FTSE falls 1.6% lower to 6701.59
- Britain's blue-chip index, the FTSE 100, fell on Tuesday due to ongoing concerns for a slowing global economy as well as an oversupply of oil.
- The index ended the day 1.6 percent lower to 6701.59.
Investors are living up for the outcome of the Fed and BoE later this week, anxious in thinner holiday markets where the policymakers need to tread carefully with their communications. Brexit is an ongoing theme as the government prepares to head into a recess this Friday for the holiday period. However, there are still plenty of risks out there, one of which is a potential leadership challenge by the Labour party. Reports today came with a UK May spokesperson saying that the PM's Cabinet agreed to set in motion the remaining elements of the no deal preparations.

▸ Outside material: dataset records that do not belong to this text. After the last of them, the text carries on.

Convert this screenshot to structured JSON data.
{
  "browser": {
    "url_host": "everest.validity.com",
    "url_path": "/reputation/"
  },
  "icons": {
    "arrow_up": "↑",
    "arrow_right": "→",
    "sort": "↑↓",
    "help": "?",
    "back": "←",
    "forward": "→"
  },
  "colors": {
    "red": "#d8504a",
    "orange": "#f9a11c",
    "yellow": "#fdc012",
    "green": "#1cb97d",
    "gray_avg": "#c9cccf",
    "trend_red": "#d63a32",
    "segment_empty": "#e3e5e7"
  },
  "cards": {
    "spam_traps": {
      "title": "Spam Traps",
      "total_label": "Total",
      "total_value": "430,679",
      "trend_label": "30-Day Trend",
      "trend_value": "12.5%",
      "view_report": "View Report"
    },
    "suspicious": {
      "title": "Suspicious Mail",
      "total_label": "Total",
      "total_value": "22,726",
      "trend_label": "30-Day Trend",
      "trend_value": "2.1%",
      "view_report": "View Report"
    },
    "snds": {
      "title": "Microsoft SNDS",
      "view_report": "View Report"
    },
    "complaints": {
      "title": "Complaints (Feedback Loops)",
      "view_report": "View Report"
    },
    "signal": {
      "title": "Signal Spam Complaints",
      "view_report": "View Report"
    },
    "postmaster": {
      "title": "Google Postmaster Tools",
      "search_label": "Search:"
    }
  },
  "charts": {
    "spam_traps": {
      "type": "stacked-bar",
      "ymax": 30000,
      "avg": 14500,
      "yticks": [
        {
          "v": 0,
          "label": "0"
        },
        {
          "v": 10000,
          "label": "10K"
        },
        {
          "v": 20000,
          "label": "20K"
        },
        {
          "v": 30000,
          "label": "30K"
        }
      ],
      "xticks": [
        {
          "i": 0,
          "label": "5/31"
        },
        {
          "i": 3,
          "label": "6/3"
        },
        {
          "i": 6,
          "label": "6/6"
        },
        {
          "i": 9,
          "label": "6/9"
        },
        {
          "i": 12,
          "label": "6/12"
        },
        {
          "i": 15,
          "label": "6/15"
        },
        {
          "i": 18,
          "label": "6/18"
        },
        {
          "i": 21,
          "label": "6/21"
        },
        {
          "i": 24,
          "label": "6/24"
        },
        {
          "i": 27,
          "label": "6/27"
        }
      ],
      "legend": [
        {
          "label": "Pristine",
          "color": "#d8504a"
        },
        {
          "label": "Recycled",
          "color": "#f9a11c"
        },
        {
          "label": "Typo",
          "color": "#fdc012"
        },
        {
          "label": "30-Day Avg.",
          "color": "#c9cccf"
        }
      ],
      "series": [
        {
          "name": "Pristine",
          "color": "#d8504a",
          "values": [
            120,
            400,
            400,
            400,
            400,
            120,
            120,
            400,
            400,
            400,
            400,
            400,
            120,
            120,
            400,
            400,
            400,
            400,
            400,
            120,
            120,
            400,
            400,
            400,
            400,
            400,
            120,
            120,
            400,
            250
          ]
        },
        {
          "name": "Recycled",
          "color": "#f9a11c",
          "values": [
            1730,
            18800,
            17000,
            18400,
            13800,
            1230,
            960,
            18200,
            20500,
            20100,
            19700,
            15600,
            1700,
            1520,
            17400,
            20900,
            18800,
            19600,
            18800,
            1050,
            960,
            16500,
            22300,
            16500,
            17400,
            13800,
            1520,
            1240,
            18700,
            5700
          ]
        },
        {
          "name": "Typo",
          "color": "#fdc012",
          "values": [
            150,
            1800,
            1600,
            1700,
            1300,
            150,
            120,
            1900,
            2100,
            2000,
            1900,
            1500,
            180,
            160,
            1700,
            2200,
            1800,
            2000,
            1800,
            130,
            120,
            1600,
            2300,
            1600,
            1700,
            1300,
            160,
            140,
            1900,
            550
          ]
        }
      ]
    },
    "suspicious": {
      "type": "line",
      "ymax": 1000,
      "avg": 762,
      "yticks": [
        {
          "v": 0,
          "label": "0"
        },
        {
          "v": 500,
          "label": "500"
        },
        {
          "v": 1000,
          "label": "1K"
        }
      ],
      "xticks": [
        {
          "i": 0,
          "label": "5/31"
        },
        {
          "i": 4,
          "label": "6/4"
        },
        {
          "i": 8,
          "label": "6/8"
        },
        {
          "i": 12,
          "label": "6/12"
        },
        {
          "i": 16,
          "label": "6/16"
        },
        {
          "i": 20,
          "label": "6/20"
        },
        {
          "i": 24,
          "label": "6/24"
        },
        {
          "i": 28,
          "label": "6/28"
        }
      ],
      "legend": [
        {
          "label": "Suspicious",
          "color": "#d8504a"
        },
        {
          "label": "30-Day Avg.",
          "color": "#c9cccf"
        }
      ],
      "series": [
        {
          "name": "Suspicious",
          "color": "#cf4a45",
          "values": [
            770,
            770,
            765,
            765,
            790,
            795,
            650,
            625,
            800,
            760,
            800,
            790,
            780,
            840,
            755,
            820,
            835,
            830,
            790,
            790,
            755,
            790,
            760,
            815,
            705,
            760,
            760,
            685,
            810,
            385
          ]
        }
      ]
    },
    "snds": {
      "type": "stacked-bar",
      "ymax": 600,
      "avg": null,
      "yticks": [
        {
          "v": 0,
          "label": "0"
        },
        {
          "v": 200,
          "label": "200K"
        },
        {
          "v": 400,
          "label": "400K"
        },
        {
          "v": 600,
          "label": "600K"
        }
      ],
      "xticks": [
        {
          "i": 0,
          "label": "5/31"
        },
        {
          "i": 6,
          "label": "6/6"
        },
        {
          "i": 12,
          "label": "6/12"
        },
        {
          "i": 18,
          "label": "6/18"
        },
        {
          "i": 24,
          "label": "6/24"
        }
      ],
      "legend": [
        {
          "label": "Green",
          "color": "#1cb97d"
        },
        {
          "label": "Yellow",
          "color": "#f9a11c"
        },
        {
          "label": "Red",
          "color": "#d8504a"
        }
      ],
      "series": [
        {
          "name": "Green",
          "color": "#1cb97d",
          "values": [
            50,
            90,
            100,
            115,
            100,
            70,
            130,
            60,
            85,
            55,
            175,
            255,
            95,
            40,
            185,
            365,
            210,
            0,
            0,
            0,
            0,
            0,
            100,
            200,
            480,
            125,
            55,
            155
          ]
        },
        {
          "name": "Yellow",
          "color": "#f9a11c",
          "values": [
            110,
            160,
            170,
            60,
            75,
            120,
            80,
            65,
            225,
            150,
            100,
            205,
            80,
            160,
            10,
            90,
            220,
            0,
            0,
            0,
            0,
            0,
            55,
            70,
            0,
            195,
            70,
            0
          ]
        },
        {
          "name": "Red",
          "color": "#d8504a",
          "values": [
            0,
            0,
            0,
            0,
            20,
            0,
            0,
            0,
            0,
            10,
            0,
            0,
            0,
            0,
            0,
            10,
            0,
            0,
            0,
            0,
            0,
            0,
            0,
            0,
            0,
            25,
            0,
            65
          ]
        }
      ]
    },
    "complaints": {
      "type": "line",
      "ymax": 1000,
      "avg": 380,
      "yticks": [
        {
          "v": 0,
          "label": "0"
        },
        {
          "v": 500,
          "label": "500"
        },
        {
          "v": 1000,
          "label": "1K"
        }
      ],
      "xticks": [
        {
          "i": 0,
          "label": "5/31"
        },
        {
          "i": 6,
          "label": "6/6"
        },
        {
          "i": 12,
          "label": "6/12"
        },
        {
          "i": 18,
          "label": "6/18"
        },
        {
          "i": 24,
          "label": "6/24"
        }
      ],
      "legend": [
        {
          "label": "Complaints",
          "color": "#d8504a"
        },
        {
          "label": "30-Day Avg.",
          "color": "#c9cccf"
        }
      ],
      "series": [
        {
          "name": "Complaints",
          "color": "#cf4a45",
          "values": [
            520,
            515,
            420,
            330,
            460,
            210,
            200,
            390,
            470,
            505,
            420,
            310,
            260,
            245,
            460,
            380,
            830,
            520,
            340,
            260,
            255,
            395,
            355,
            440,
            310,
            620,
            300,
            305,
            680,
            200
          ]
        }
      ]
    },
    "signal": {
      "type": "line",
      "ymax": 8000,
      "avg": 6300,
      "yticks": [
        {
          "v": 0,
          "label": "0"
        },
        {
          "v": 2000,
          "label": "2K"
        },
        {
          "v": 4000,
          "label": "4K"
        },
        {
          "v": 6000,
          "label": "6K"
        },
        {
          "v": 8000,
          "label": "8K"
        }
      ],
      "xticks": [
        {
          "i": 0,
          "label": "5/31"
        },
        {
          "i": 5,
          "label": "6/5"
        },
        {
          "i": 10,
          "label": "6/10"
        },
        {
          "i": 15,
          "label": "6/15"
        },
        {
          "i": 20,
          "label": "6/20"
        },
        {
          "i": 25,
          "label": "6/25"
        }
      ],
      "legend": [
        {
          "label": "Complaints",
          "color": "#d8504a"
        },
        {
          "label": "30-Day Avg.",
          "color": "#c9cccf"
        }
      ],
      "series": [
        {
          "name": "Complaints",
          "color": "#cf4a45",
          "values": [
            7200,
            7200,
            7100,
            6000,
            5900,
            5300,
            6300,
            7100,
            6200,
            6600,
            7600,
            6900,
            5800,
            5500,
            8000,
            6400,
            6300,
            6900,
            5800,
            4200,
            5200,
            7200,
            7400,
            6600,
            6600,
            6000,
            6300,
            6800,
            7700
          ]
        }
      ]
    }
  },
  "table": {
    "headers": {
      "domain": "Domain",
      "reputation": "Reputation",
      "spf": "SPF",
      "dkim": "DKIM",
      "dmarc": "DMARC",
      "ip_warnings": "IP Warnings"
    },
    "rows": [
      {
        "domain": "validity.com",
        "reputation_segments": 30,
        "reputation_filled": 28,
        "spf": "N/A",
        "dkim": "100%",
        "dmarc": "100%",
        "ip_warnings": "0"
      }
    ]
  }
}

- UK PM May's spokesman: Citizens should prepare for no deal Brexit
- "Government will recommend business now enact there no deal plans as a judge necessary; Citizens should also prepare for no deal Brexit;
- Leaving with a deal remains mostly likely scenario;
- There are a number of pieces of legislation would need to pass through parliament to be ready for no deal.
Best and worst
As for as individual stocks went, Randgold Resources Ltd was the best performer trading last at 6,886.00, adding +212.00 points or 3.18%. Standard Life Aberdeen Plc last traded at 247.05, adding +6.15 points or 2.55% while the worst performers were National Grid Plc closed at 758.70, losing -76.60 points or -9.17% and NMC Health Plc ended at 2,804.00, down -106.00 points or losing -3.64%. Meanwhile, commodities remain a focus and have also been a weight on the index, with declines in base and precious metals and oil hurting the likes of BHP Billiton and Glencore and Royal Dutch Shell.
- Support levels: 6680 6607 6520
- Resistance levels: 6840 6927 7000
The index was extending a series of lower lows on Monday and again on Tuesday to make for four sessions of consecutive negative closes which now brings the index to the 50% fibo of the 2015-2018 range. RSI is on the verge of oversold territory on the daily time frame but there is still plenty of room to go until the price can be considered to be oversold when using prior lows of 20 on the reading. Bears can target a break of the 50% fibo at 6697, (The Dec 2016 lows at 6680) and head to S2 located down at 6607 ahead of 6414 as the 61.8% fibo.